Pemerintah akan mengakhiri program subsidi minyak goreng curah pada 31 Mei 2022. Hal ini tertuang dalam Rancangan Peraturan Menteri Perindustrian tentang Perubahan Ketiga Permenperin No. 8-2022 tentang Terminasi Program Penyediaan Minyak Goreng Curah Bersubsidi.
Untuk menjaga ketersediaan minyak goreng curah di dalam negeri, pemerintah akan kembali memberlakukan aturan kewajiban pasar domestik (DMO) dan kewajiban harga domestik (DPO) pada Juni 2022.
Aturan DMO dan DPO minyak goreng curah akan tertuang dalam Peraturan Menteri Perdagangan No. 33-2022. Adapun, aturan ini akan terintegrasi dengan aplikasi Sistem Informasi Minyak Goreng Curah (Simirah)
"Simirah tetap digunakan baik untuk menghitung (kuota) perijinan ekspor maupun memfasilitasi industri dalam melaksanakan proses produksi," kata Direktur Jenderal Industri Agro Kemenperin Putu Juli Ardika dalam rapat dengar pendapat dengan Komisi VII DPR, Selasa (24/5).
Pada program subsidi minyak goreng curah yang diterapkan sebelumnya, produsen, distributor, dan pengecer wajib terdaftar dalam Simirah buatan Kementerian Perindustrian (Kemenperin). Dengan demikian, produsen minyak goreng curah bisa mengklaim subsidi terhadap selisih harga minyak sawit mentah (CPO) antara harga pasar dan harga keekonomian ke Badan Pengelola Dana Perkebunan Kelapa Sawit (BPDPKS).
Aturan tersebut kini akan diganti oleh penerapan DMO dan DPO. Namun, Putu belum mengetahui aturan teknis dari DMO dan DPO yang akan berlaku.

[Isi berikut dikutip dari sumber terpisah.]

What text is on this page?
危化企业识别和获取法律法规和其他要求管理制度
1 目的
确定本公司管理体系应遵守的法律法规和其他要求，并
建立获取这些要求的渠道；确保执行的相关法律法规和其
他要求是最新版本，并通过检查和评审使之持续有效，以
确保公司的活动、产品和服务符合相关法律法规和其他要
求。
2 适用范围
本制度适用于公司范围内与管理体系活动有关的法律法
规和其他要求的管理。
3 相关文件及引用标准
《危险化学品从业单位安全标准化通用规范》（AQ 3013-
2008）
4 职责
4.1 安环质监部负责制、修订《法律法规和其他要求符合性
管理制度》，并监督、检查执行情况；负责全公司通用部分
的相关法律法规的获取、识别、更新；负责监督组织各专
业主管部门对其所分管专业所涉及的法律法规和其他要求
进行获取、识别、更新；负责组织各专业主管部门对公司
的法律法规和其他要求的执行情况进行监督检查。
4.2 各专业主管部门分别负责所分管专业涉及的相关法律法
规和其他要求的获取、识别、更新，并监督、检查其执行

Tujuan aturan DMO terbaru adalah memastikan ketersediaan minyak goreng curah atau bahan baku minyak goreng curah sebanyak 10 juta ton di dalam negeri. Dengan kata lain, kebijakan DMO akan memastikan ketersediaan minyak goreng hingga tiga kali lipat dari kebutuhan nasional pada kondisi normal atau sekitar 3 juta ton.
Hal ini berbeda dengan aturan DMO sebelumnya yang tertuang dalam Permendag No. 8-2022 yang meminta eksportir untuk menyisihkan 20% dari volume ekspor bagi pasar dalam negeri. Sedangkan DPO yang ditetapkan senilai Rp 9.200 per Kg untuk CPO dan Rp 10.200 untuk olein.
Direktur Jenderal Perdagangan Dalam Negeri Kemendag Oke Nurwan pihaknya sedang menyusun formulasi DMO dan DPO terbaru. Aturan DMO dan DPO akan terintegrasi dengan sistem Indonesia National Single Window (SINSW). Adapun, penerbitan Persetujuan Ekspor (PE) akan diterbitkan secara otomatis oleh SINSW.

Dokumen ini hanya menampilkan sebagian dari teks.